От экипажа до дверей пансиона ее провожала все та же Лиза. Ее тяжеловатое лицо с крупными зубами за узким стежком губ было задумчивым.

— Лиза?.. — Тоня немного закинула голову. — Ты не видела… я ничего не?..

— Не-а, — не потребовала дополнительных объяснений Лизка. — Все время на виду была, только тот тебя увести хотел, но мы сами уже уходили. Считай, тебе повезло.

— Как всегда, — бледно улыбнулась Тоня.

И в который раз напомнила себе, что однажды удача закончится, и тогда… Думать об этом не хотелось. Ни о чем думать не хотелось. И оставалось только порадоваться, что хористка в самом деле приглядела за ней и успокоила. Тоня обернулась у самой двери, долго глядела в тяжелое невыразительное лицо, а потом благодарно, но механически поцеловала липкие от помады губы. Лиза равнодушно похлопала ее по талии и вернулась к экипажу.

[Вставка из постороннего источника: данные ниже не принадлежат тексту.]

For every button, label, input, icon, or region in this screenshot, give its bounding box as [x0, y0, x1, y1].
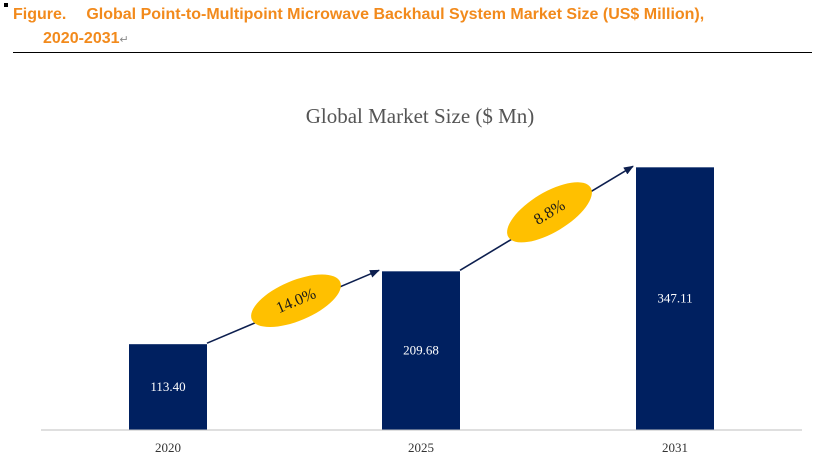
figure-caption: Figure. Global Point-to-Multipoint Microw… [13, 3, 808, 52]
data-label-2020: 113.40 [150, 379, 185, 394]
x-tick-label-2020: 2020 [155, 440, 181, 455]
caption-underline [13, 52, 812, 53]
bar-2031 [636, 167, 714, 431]
data-label-2025: 209.68 [403, 343, 439, 358]
paragraph-mark-icon: ↵ [119, 34, 129, 46]
x-tick-label-2025: 2025 [408, 440, 434, 455]
bar-2025 [382, 271, 460, 430]
figure-prefix: Figure. [13, 6, 67, 23]
data-label-2031: 347.11 [657, 291, 692, 306]
cagr-badge-1 [251, 274, 341, 328]
caption-bullet [4, 3, 8, 7]
figure-title-line1: Global Point-to-Multipoint Microwave Bac… [86, 6, 705, 23]
cagr-badge-2 [507, 182, 592, 243]
bar-2020 [129, 344, 207, 430]
chart-title: Global Market Size ($ Mn) [306, 104, 535, 128]
figure-title-line2: 2020-2031 [43, 30, 120, 47]
x-tick-label-2031: 2031 [662, 440, 688, 455]
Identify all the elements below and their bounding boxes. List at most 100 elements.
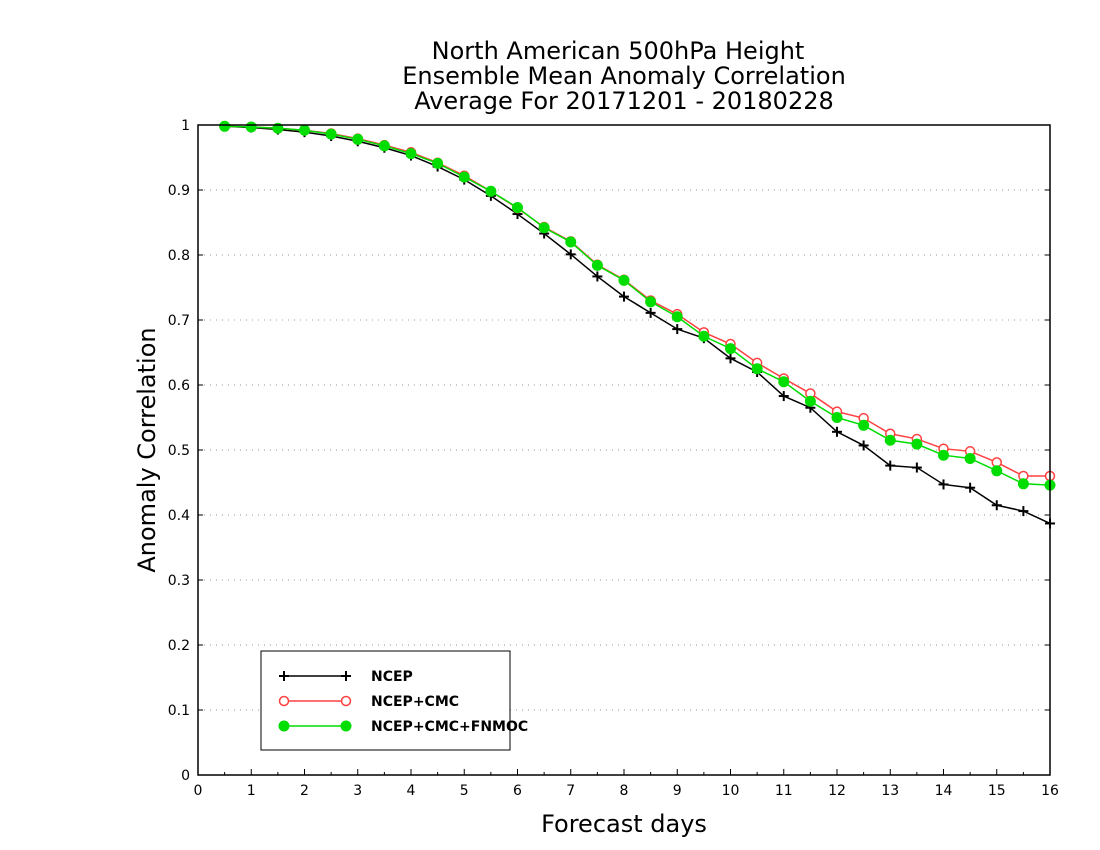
legend-marker-end xyxy=(341,671,351,681)
y-tick-label: 0 xyxy=(181,768,190,784)
legend-item: NCEP+CMC xyxy=(278,694,459,710)
data-point xyxy=(804,395,816,407)
x-axis-label: Forecast days xyxy=(541,810,707,838)
data-point xyxy=(991,465,1003,477)
data-point xyxy=(778,376,790,388)
data-point xyxy=(672,324,683,335)
data-point xyxy=(911,438,923,450)
x-tick-label: 14 xyxy=(935,783,953,799)
y-tick-label: 0.5 xyxy=(168,443,190,459)
title-line-1: North American 500hPa Height xyxy=(432,37,805,65)
x-tick-label: 8 xyxy=(620,783,629,799)
legend-marker-end xyxy=(340,695,352,707)
data-point xyxy=(512,202,523,214)
data-point xyxy=(619,291,629,302)
ticks: 00.10.20.30.40.50.60.70.80.910 1 2 3 4 5 6 7 8 9 1… xyxy=(168,118,1059,799)
data-point xyxy=(591,259,603,271)
data-point xyxy=(1018,506,1029,517)
y-tick-label: 0.2 xyxy=(168,638,190,654)
x-tick-label: 4 xyxy=(407,783,416,799)
data-point xyxy=(485,185,497,197)
data-point xyxy=(592,271,603,282)
data-point xyxy=(884,434,896,446)
title-line-3: Average For 20171201 - 20180228 xyxy=(414,87,834,115)
y-tick-label: 1 xyxy=(181,118,190,134)
x-tick-label: 11 xyxy=(775,783,793,799)
data-point xyxy=(698,330,710,342)
data-point xyxy=(965,482,976,493)
legend-item: NCEP xyxy=(279,669,413,685)
legend-marker-start xyxy=(278,720,290,732)
x-tick-label: 12 xyxy=(828,783,846,799)
chart-title: North American 500hPa Height Ensemble Me… xyxy=(402,37,846,115)
data-point xyxy=(458,171,470,183)
data-point xyxy=(565,236,577,248)
series-ncep-cmc xyxy=(219,121,1056,482)
data-point xyxy=(938,449,949,461)
y-tick-label: 0.8 xyxy=(168,248,190,264)
data-point xyxy=(245,121,257,133)
x-tick-label: 2 xyxy=(300,783,309,799)
data-point xyxy=(964,452,976,464)
x-tick-label: 0 xyxy=(194,783,203,799)
y-tick-label: 0.3 xyxy=(168,573,190,589)
y-tick-label: 0.9 xyxy=(168,183,190,199)
data-point xyxy=(645,296,657,308)
data-point xyxy=(405,148,417,160)
x-tick-label: 6 xyxy=(513,783,522,799)
x-tick-label: 15 xyxy=(988,783,1006,799)
series-line xyxy=(224,125,1051,525)
data-point xyxy=(671,311,683,323)
data-point xyxy=(751,363,763,375)
x-tick-label: 5 xyxy=(460,783,469,799)
data-point xyxy=(911,462,922,473)
data-point xyxy=(938,479,949,490)
grid xyxy=(198,189,1050,711)
data-point xyxy=(725,343,736,355)
title-line-2: Ensemble Mean Anomaly Correlation xyxy=(402,62,846,90)
data-point xyxy=(1017,478,1029,490)
series-line xyxy=(224,125,1050,477)
y-tick-label: 0.4 xyxy=(168,508,190,524)
data-point xyxy=(832,426,842,437)
legend-label: NCEP+CMC xyxy=(371,694,459,710)
data-point xyxy=(725,353,736,364)
series-ncep xyxy=(219,121,1055,529)
x-tick-label: 16 xyxy=(1041,783,1059,799)
data-point xyxy=(325,128,337,140)
x-tick-label: 3 xyxy=(353,783,362,799)
data-point xyxy=(831,412,843,423)
data-point xyxy=(618,274,630,286)
series-layer xyxy=(219,120,1056,529)
series-ncep-cmc-fnmoc xyxy=(219,120,1056,491)
legend-marker-end xyxy=(340,720,352,732)
legend-marker-start xyxy=(279,671,289,681)
data-point xyxy=(645,307,656,318)
data-point xyxy=(538,222,550,234)
x-tick-label: 7 xyxy=(566,783,575,799)
y-tick-label: 0.6 xyxy=(168,378,190,394)
data-point xyxy=(778,391,789,402)
y-tick-label: 0.1 xyxy=(168,703,190,719)
y-tick-label: 0.7 xyxy=(168,313,190,329)
legend-item: NCEP+CMC+FNMOC xyxy=(278,719,528,735)
data-point xyxy=(885,460,896,471)
legend-label: NCEP+CMC+FNMOC xyxy=(371,719,528,735)
data-point xyxy=(991,500,1002,511)
data-point xyxy=(352,133,364,145)
data-point xyxy=(299,124,310,136)
x-tick-label: 13 xyxy=(881,783,899,799)
data-point xyxy=(858,440,869,451)
legend: NCEP NCEP+CMC NCEP+CMC+FNMOC xyxy=(260,650,528,751)
data-point xyxy=(432,157,444,169)
data-point xyxy=(378,140,390,152)
x-tick-label: 9 xyxy=(673,783,682,799)
legend-label: NCEP xyxy=(371,669,413,685)
data-point xyxy=(858,419,870,431)
legend-marker-start xyxy=(278,695,290,707)
x-tick-label: 1 xyxy=(247,783,256,799)
data-point xyxy=(219,120,231,132)
series-line xyxy=(224,125,1051,486)
x-tick-label: 10 xyxy=(722,783,740,799)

Мадам Сигрякова, конечно, не ложилась спать. Как она могла? Старое сердце едва не остановилось, когда негодная воспитанница не явилась к восьми, в десять часов был распущен звон по всем жандармериям, а в двенадцать бедная мадам, выпив для успокоения несколько чашек чая из мелиссы, пришла в парадную дожидаться нерадивую подопечную. И теперь на ее лице странно мешалось сострадание, облегчение и глумливый восторг.

Тоня, пошатывающаяся, с размазанной по губам помадой, потекшей тушью и голыми плечами, предпочла вцепиться в стул и молча выслушать все нотации. Все крики и страшания. Голова раскалывалась от боли, но она терпела.

— …ну так что же, госпожа Люричева?

— Простите?.. — Тоня подняла голову и с трудом разлепила веки.

— Я спрашиваю, — терпеливо и едко повторила мадам Сигрякова. — Я спрашиваю, может, вам вовсе и не нужно наше училище? Вы так самозабвенно предаётесь… подобным забавам, отплясываете по кабаре, задрав юбки…

«Знает, старая грымза», — обессиленно сообразила Тоня. И откуда она все всегда знает?..

— …что, может, вам будет лучше покинуть нас?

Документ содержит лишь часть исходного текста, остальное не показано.